Monday, November 22, 2010

Reading the Classics with Paul- Moby-Dick- Week 10






I really don't think I have a lot to talk about this week as this week's reading remarkably resembled last week's reading.  A couple of chapters on whaling, specifically on whale anatomy, followed by a whaling account.  This week's whaling account featured being chased by native islanders (who I was secretly rooting for) and a pod of many whales.

The week's reading ended with a chapter about the British practice of the whole, if not all, of any whale captured in British seas belonging to the royal family.  An account is given of some poor sailors whose whale is appropriated by a government official.  The story is rather blatantly manipulative in its anti-Crown attitude and while there may be truth in the observation, one of the more difficult struggles with Melville and I has been than I don't find Melville to be a particularly interesting thinker.  Or an original one by any means.  He's a man of his time and he is, in my estimation, inelegant in presenting his thoughts.  His metaphors are so close to the surface that you can see their blowhole a mile away.  Which I think I find even more discouraging than the repetitiveness.

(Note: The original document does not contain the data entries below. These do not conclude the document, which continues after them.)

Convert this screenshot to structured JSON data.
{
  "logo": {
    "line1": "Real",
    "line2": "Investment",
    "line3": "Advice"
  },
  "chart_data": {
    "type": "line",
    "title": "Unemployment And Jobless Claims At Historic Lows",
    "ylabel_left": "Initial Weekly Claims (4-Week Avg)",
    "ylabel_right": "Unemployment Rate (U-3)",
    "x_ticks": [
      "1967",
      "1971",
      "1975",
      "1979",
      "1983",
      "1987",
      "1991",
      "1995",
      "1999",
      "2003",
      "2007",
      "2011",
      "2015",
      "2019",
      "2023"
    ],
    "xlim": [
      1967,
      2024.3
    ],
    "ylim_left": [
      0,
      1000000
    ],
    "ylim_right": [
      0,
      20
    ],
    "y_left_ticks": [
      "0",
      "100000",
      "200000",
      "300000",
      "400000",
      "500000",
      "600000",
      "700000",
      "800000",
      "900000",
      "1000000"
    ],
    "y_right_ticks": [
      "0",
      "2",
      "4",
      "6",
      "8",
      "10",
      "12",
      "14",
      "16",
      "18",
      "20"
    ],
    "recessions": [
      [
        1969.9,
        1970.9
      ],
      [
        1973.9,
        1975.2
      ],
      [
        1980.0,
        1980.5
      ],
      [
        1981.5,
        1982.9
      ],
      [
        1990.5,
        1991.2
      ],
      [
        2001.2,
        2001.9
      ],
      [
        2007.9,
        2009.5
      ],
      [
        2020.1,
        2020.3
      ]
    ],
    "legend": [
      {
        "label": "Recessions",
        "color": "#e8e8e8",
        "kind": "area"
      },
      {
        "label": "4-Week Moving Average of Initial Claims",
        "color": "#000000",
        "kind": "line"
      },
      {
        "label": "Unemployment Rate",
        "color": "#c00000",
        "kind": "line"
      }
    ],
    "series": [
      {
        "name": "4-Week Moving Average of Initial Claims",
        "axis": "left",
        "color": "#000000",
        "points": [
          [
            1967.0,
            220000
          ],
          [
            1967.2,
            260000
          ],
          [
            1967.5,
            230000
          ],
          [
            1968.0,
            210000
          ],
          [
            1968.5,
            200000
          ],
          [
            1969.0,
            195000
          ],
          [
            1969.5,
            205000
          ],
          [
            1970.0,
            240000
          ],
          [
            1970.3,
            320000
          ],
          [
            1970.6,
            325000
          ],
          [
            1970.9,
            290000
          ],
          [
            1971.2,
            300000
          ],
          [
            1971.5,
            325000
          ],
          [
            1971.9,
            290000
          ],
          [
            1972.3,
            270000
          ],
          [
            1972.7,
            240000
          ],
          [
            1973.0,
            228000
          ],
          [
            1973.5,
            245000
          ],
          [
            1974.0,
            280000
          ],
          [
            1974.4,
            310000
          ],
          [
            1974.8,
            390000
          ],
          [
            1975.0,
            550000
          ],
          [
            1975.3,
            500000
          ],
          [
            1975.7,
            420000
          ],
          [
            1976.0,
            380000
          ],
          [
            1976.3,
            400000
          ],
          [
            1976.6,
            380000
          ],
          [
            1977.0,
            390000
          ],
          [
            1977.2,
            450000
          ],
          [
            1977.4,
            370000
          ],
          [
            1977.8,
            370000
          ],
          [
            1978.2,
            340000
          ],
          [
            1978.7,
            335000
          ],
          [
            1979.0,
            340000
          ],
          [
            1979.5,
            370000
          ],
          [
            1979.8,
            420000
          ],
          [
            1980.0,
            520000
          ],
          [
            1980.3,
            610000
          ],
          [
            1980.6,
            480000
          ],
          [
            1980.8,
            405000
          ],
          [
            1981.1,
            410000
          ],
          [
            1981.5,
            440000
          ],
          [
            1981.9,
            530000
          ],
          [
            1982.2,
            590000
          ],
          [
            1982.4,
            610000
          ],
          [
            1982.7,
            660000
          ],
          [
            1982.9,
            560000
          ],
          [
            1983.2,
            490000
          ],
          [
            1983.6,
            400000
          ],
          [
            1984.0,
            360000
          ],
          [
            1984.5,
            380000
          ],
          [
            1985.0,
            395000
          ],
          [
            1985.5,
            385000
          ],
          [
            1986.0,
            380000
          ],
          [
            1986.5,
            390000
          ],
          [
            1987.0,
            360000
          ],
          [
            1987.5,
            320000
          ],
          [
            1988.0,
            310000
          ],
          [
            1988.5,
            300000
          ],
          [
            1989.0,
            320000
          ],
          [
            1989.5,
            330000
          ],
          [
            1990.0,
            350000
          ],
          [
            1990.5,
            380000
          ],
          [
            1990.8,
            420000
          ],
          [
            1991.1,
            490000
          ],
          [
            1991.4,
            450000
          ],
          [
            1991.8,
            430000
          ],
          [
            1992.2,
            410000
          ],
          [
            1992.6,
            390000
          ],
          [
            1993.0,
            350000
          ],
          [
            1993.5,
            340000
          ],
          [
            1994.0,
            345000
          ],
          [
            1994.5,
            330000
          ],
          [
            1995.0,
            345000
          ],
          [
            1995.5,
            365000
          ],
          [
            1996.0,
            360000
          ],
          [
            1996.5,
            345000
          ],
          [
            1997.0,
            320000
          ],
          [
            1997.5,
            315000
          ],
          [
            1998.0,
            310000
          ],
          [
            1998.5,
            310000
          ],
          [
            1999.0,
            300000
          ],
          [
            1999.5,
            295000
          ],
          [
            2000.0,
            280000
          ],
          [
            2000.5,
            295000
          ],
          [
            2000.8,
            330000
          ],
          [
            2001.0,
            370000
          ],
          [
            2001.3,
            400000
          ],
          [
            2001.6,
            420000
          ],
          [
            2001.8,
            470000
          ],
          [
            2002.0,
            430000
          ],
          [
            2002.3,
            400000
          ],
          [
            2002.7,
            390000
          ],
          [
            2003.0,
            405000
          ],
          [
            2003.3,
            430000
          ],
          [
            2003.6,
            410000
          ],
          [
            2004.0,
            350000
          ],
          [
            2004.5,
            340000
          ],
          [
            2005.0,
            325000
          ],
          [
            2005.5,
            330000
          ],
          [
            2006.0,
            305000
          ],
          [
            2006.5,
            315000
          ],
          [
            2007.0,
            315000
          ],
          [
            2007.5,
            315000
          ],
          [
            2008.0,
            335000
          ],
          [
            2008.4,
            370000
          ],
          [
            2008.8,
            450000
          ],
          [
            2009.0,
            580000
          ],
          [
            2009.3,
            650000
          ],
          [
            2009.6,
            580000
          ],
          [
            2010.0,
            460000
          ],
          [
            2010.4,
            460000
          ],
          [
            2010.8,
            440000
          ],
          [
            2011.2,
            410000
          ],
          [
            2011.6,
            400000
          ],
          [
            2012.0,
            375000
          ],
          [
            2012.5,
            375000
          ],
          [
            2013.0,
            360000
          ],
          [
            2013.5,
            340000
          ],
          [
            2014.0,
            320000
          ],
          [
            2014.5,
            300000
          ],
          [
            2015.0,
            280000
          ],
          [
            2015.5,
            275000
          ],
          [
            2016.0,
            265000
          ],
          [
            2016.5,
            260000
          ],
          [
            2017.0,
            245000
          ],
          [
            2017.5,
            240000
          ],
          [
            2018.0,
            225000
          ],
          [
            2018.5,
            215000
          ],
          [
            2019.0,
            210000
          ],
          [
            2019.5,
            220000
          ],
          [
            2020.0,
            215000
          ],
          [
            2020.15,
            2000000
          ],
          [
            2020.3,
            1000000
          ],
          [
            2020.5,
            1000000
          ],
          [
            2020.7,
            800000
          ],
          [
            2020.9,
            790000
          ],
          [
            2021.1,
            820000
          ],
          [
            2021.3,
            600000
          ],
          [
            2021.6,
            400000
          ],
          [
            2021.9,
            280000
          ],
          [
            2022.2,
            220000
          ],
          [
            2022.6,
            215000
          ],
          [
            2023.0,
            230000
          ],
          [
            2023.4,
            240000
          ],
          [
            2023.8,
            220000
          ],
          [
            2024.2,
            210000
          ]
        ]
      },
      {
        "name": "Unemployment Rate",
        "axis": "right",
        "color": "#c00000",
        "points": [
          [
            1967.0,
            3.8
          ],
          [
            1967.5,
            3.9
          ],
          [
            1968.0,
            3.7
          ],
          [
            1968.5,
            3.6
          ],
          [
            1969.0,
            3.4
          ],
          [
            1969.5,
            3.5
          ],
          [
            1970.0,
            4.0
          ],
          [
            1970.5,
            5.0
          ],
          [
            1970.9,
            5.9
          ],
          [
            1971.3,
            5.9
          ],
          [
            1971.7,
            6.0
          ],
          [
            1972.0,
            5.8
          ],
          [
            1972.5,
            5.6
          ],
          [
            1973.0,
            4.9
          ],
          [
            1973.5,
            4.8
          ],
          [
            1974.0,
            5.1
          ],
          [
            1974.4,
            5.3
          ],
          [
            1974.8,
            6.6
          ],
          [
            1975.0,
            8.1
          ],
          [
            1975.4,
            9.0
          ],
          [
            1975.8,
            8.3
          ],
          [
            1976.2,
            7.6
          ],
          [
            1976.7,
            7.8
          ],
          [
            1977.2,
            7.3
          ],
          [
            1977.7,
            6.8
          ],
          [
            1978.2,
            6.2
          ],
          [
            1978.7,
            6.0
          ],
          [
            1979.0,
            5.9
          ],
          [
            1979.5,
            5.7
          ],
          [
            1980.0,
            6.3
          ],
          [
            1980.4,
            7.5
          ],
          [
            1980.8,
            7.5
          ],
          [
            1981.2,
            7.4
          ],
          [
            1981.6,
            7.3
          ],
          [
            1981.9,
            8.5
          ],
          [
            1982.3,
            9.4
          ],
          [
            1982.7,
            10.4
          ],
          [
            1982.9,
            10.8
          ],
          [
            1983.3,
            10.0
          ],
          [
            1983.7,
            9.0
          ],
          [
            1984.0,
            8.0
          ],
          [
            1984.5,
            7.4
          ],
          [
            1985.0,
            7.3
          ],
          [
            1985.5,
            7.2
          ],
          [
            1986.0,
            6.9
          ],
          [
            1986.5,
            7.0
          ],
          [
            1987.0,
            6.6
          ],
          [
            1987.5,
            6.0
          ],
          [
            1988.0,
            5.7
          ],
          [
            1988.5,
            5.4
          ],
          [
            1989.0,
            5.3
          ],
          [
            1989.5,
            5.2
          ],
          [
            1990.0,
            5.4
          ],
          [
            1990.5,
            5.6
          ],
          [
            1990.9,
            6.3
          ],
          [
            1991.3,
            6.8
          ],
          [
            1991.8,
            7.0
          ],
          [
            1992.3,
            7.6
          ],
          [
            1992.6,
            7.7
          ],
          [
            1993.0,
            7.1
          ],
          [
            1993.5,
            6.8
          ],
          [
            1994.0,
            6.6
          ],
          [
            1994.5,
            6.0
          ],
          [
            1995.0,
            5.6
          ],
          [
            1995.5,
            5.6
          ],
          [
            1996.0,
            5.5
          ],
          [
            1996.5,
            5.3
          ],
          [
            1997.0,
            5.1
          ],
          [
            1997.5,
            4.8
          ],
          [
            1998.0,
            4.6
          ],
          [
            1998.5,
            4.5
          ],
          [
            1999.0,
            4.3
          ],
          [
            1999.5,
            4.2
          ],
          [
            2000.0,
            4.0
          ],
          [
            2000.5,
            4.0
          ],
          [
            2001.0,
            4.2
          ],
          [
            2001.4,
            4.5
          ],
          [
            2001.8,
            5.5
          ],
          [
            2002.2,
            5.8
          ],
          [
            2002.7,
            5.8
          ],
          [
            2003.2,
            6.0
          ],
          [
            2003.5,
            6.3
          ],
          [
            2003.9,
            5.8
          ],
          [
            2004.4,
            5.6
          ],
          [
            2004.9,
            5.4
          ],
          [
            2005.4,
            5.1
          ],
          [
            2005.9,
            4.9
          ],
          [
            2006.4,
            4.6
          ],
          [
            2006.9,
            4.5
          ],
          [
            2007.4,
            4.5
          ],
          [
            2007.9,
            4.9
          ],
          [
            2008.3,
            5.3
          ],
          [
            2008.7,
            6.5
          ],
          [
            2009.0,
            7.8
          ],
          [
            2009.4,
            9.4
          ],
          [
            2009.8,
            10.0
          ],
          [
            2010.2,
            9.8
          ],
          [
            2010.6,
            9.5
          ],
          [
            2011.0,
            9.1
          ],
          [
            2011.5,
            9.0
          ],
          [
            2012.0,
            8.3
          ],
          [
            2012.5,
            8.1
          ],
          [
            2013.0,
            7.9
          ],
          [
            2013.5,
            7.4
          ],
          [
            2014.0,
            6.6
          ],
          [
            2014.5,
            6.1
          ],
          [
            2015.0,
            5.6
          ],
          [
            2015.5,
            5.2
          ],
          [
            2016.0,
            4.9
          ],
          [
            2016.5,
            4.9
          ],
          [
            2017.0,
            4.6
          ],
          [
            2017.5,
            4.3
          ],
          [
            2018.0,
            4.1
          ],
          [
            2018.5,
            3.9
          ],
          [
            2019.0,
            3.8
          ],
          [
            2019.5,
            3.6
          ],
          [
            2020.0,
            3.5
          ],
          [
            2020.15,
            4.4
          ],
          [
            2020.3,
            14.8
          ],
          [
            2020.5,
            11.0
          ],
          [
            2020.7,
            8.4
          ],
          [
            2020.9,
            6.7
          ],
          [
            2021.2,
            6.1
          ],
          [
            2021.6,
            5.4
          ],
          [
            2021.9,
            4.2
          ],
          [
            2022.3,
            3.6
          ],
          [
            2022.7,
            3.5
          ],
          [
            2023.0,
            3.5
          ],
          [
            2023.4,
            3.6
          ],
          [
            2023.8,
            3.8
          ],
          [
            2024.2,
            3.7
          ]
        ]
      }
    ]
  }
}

I read Moby-Dick when I was in college for Professor James "Killer" Miller's American Literature class (the nickname was given him by other students on account of his difficult tests.  I never really understood the epithet as I excelled in his classes.)  The advent of the internet has been a boon to civilization and here I remark on an extremely micro-level.  Try as I might, I have no memory of my reaction from that earlier reading by that earlier Paul.  I really wish I did.  I am very glad that now I will have a record I can look back on and see how I felt now in times to come.  So, I thought I would take a moment and make a brief argument in favor of journaling on what you are reading.  Not only may it help others but at the very least it will be there for you fifteen years from now when you think "You know, maybe I should try to read Moby-Dick again."

What I do recall from my earlier reading is the impression that there was a great density of chapters on whaling information.  I also remember a few plot points to come which I find myself encouraged to know are still coming.  I haven't lost hope that exciting passages may be in my near future.